Would Ruthie want to return?
Citing the fear some New Orleanians have that the city's rebuilding process will instead be a "'a land grab' that could bulldoze [homes] to make a 'playground for the rich'," Washington Post writer Manuel Roig-Franzia's article highlights the possibility that the city's rebuilding will produce a Disney-like destination.
He gets most of the cultural references correct (a rarity for the national press), remembering, for example, Joseph Casamento and Mary Hansen, icons of New Orleans' unique cultural landscape.
"Is it fated to be the place where Orlando embraces Las Vegas? That's the American Pompeii I apprehend rising from the toxic sludge deposited by Lake Ponchartrain: an ersatz city, a veritable site of schlock and awe." ...
As historian Alecia P. Long put it, "New Orleans is the place where the weird turn pro." It is a city that not only tolerated, but celebrated, a woman nicknamed Ruthie the Duck Girl, who not long ago was routinely wearing a wedding dress to walk her leashed ducks in the French Quarter.

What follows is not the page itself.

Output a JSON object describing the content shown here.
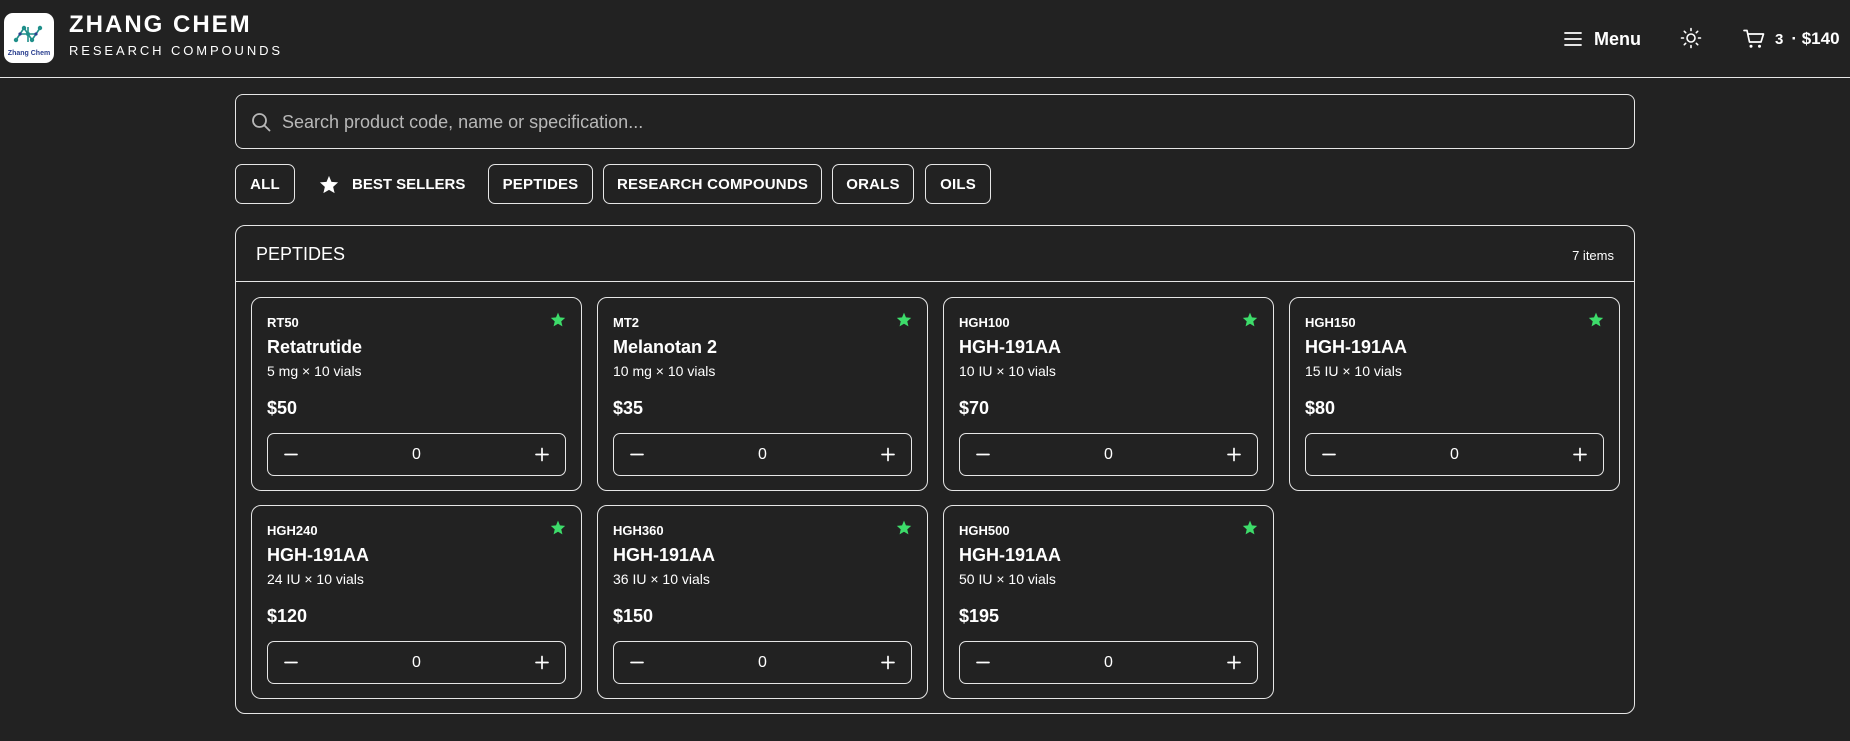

I dare say, Mr. Roig-Franzia must have discovered Molly's at the market, where ol' Ruthie is still legend, and where she would happily express whatever was on her mind for the price of a beer.
2 Comments:
When I've gone down to Johnnie White's, the "proper" crowd was there. By proper, I mean the "quarter vermin" referred to by Ignatius that make the quarter what the quarter should be.
BTW, if another Texan ask me where the "quarters" are, i'll say "in your pocket".
Hah!
It's sad, but I never saw Ruthie. I do remember the helmet lady, though.